Skip to main content

Connect dbt core

dbt is a framework that makes it easy to transform data, with official support for Onehouse documented at: https://docs.getdbt.com/docs/cloud/connect-data-platform/connect-onehouse.

You can use dbt Core within your VPC to run pipelines on the Onehouse SQL Cluster. To set up dbt Cloud, follow this solution guide.

Connect to your VPC

By default, SQL Clusters only accept traffic from within your VPC. To submit queries with SQL clients outside the VPC, such as your local machine, follow these steps to connect through a VPN or bastion host.

Set up dbt Core

  1. On the machine connected to your VPC, install dbt Core and the dbt-spark[PyHive] adapter
  2. Clone a dbt project or use the dbt init command line to create a new dbt project
  3. Create or update the profiles.yml file to specify connection details for the target where tables will be written.
    1. Port: 10000 (or your local forwarded port)
    2. Host:
      1. If connecting through a VPN, use the SQL endpoint URL from the Onehouse console
      2. If connecting through a bastion host, use localhost
    3. Template:
      dbt_project:
      outputs:
      dev:
      host: <SQL-CLUSTER-ENDPOINT>
      method: thrift
      port: 10000
      schema: <DATABASE>
      threads: 1
      type: spark
      target: dev
  4. Create your model under the models/ directory.
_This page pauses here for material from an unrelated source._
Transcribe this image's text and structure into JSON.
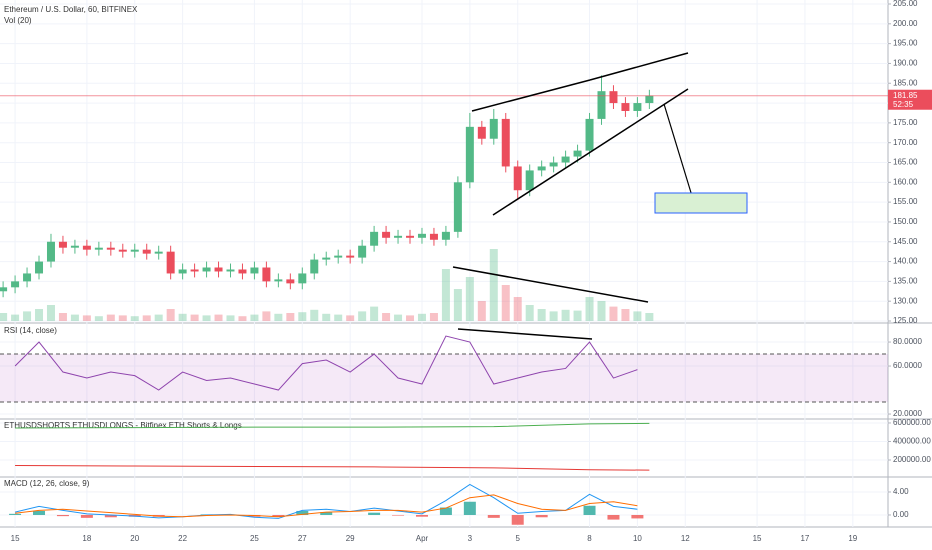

Set configs at the top of the model file to specify how the table will be written. Here are some example configs:
    {{
    config(
    materialized='incremental',
    file_format='hudi',
    incremental_strategy='merge',
    unique_key='store_id',
    partition_by='sale_date',
    location_root='s3://bucket/lake/database/',
    options={
    'type': 'mor',
    'primaryKey': 'sale_id',
    'precombineKey': 'event_timestamp'
    }
    )
    }}
    1. In your query, you can reference an existing Onehouse table created by a Flow with the following syntax: from database_name.table_name.
    2. Including location_root is required for table materialization mode, and optional for incremental materialization mode.
  5. Run dbt run in command line to execute the model